Laissons aussi parler à son tour une jeune personne méritante fière de compter parmi les adeptes du Fouet et qui, comme telle, a sa fiche.

— Ce sont vos estampes, qui me font rire… Cela me rappelle quelque chose. Il y a des femmes aussi qu’intéresse et ravit l’emploi de l’instrument cher aux apothicaires de jadis. Votre amie Paulette est du nombre : je le sais. Je le sais même pertinemment. Mais, j’en ai connu une autre. Mon dieu, oui, je peux vous conter cela ; vous en ferez ce que vous voudrez.

J’avais treize ans et demi, j’allais à l’école.
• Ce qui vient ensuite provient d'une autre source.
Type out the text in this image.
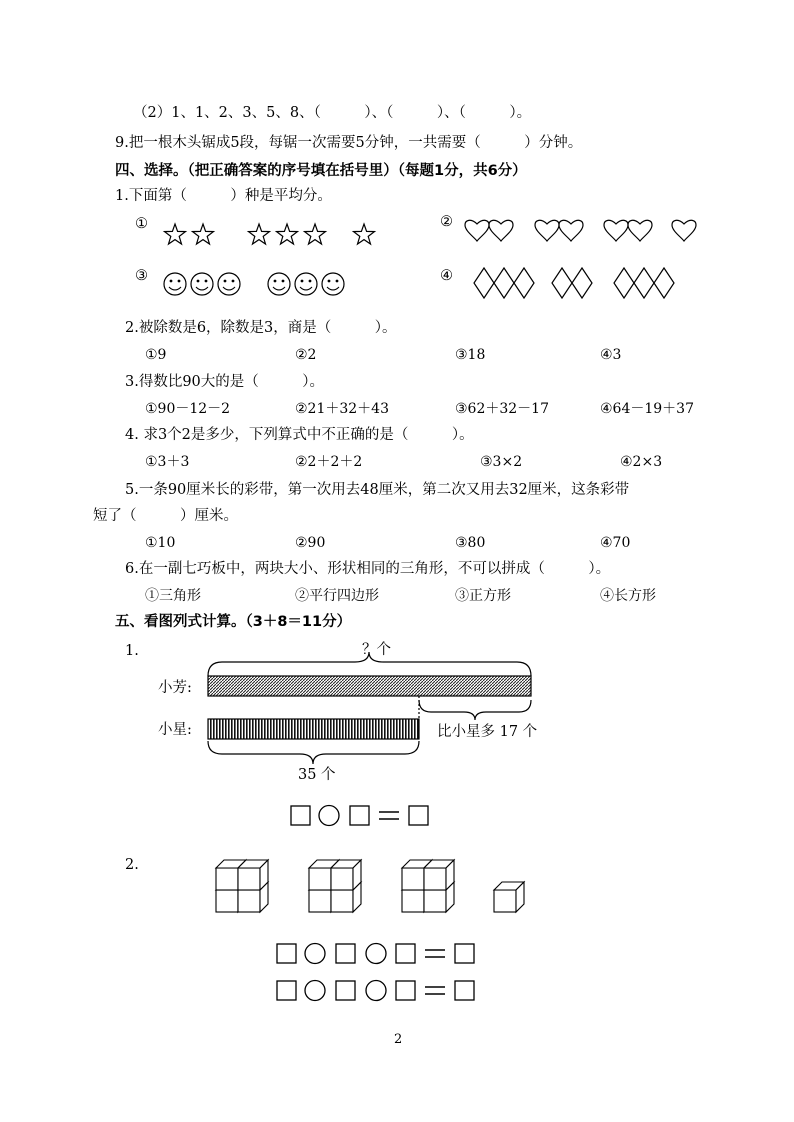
（2）1、1、2、3、5、8、（　　　）、（　　　）、（　　　）。
9.把一根木头锯成5段，每锯一次需要5分钟，一共需要（　　　）分钟。
四、选择。（把正确答案的序号填在括号里）（每题1分，共6分）
1.下面第（　　　）种是平均分。
①	②
③	④
2.被除数是6，除数是3，商是（　　　）。
①9	②2	③18	④3
3.得数比90大的是（　　　）。
①90－12－2	②21＋32＋43	③62＋32－17	④64－19＋37
4. 求3个2是多少，下列算式中不正确的是（　　　）。
①3＋3	②2＋2＋2	③3×2	④2×3
5.一条90厘米长的彩带，第一次用去48厘米，第二次又用去32厘米，这条彩带
短了（　　　）厘米。
①10	②90	③80	④70
6.在一副七巧板中，两块大小、形状相同的三角形，不可以拼成（　　　）。
①三角形	②平行四边形	③正方形	④长方形
五、看图列式计算。（3＋8＝11分）
1.
2.
？个
小芳:
小星:	比小星多 17 个
35 个
2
J’y devais rester encore un an, et, après, entrer comme apprentie brodeuse chez la mère d’une camarade de classe. Madame Fleury avait son atelier et son domicile dans notre maison, rue de Cléry, à l’étage au-dessous.

Ma camarade qui s’appelait Marguerite, c’est-à-dire Maggie dans l’intimité, commencerait elle aussi et en même temps, son apprentissage. C’était une petite maison de broderie, mais qui gagnait de l’argent. Cinq, six ouvrières au plus ; mais, du beau, tout à fait, rien que pour les plus grands couturiers.

Avec Maggie, on était inséparables, on s’adorait. Du reste, on s’adore encore. Je ne vous apprends rien, car vous la connaissez. C’est elle avec qui j’étais l’autre soir, quand vous nous avez rencontrées. Elle ne s’appelle plus Maggie : il n’y a que son nom de changé. Et le mien, car, moi de même, je m’appelais pour lors Berthe, tout simplement.

Maggie et Berthe, on ne les voyait jamais l’une sans l’autre. Vrai, on nous prenait pour les deux sœurs. Blondes du même blond, nous nous ressemblions et nos mères se plaisaient souvent à nous habiller pareil. Nos pères s’étaient liés également, tous deux employés de commerce, le mien au Sentier, le sien aux Ternes. Moi, je suis Parigote, d’une lignée de Parisiens pur-sang. Les Fleury eux, des Manceaux, venus ici à vingt ans. Chez eux, j’avais vu au commencement de l’année une tante, sœur de Madame Fleury et qui, restée au pays, était à Paris pour quelques jours.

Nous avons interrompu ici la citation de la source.